Upon hearing the news of the drug traffickers’ attack, she immediately thought of him: “When I saw the news on television, I couldn’t help but think of him, even though it didn’t make any sense for him to be there. When I saw the video at night in the networks, I remembered him again, thinking that he would know what had happened and that I had to ask him. It made no sense for him to be there.

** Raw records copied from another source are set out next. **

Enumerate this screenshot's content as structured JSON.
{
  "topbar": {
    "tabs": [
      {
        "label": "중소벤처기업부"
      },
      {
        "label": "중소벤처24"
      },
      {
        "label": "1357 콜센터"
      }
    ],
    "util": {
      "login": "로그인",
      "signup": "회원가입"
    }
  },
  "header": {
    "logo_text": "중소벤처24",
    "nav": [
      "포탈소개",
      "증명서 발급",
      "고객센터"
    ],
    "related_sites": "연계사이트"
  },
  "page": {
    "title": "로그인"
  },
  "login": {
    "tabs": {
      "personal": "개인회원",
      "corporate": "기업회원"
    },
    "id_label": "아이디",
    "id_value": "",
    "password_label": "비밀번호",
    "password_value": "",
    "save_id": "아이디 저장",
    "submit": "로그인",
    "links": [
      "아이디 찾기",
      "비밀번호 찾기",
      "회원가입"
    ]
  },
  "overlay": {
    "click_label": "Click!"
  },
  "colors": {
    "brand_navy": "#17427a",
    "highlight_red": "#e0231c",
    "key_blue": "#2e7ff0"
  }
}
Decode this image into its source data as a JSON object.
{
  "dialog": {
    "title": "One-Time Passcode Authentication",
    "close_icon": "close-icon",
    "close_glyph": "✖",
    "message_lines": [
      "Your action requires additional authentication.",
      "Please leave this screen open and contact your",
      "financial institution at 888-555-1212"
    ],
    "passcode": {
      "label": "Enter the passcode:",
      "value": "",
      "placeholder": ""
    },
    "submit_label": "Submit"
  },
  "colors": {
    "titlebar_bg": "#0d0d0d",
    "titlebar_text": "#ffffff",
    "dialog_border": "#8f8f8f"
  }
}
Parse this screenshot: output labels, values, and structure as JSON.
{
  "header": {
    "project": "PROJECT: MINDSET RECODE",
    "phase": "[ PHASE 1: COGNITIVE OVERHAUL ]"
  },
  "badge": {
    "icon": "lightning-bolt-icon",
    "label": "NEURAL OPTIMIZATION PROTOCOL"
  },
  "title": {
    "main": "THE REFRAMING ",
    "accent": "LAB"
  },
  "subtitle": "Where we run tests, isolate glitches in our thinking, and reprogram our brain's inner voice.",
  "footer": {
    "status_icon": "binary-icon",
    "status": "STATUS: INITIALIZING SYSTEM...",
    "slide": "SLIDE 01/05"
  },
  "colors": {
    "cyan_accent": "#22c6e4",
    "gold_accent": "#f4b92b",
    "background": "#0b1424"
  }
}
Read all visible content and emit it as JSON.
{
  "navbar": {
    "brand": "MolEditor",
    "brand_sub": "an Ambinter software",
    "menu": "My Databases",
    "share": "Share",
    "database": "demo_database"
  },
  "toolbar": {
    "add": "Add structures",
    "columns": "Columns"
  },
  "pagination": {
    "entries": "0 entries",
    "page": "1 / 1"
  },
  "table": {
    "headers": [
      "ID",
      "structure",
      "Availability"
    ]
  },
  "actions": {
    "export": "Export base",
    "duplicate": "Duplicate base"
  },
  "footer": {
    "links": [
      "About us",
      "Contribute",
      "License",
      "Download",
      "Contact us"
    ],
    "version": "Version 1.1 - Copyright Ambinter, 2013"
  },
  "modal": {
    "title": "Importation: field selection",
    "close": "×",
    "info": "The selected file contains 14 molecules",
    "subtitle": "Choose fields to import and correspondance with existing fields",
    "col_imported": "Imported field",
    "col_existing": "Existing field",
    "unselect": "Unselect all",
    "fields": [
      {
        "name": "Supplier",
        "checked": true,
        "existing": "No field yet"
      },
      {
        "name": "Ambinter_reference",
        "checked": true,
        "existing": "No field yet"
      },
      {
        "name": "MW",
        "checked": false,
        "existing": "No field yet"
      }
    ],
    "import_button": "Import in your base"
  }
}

He assures that he will never forget the scenes of pain when he went to the headquarters. “What I experienced there was devastating. The shock of arriving there and hugging mutual friends without my brain understanding anything of what was happening. The image of his girlfriend crying hugging her daughter, only twelve years old, her father , a great sailor, barely able to walk or speak,” he continues in his letter, collected by this means.

Luis also denounces “the fortuitous appearance of the politician on duty.” “Your father told the guy that this should not have happened, that it was not about the left or the right, that they had sent you to die. Your girlfriend, then, with you already present, also told him four things about the great botch that, among some, some who have never wet their suit or uniform, they wove and sent you,” he adds.

This civil guard ends up asking for more resources for the agents in charge of fighting drug trafficking, although he acknowledges that he does not trust that anything will change: “I wish this would serve a purpose, Miguel, but we have no faith. I hope the heads of those who sent you will roll. to the Grim Reaper… I wish you would answer my message about what happened. I hope, Miguel, I hope in this country those who call themselves politicians and who are nothing more than henchmen of drug trafficking will disappear.”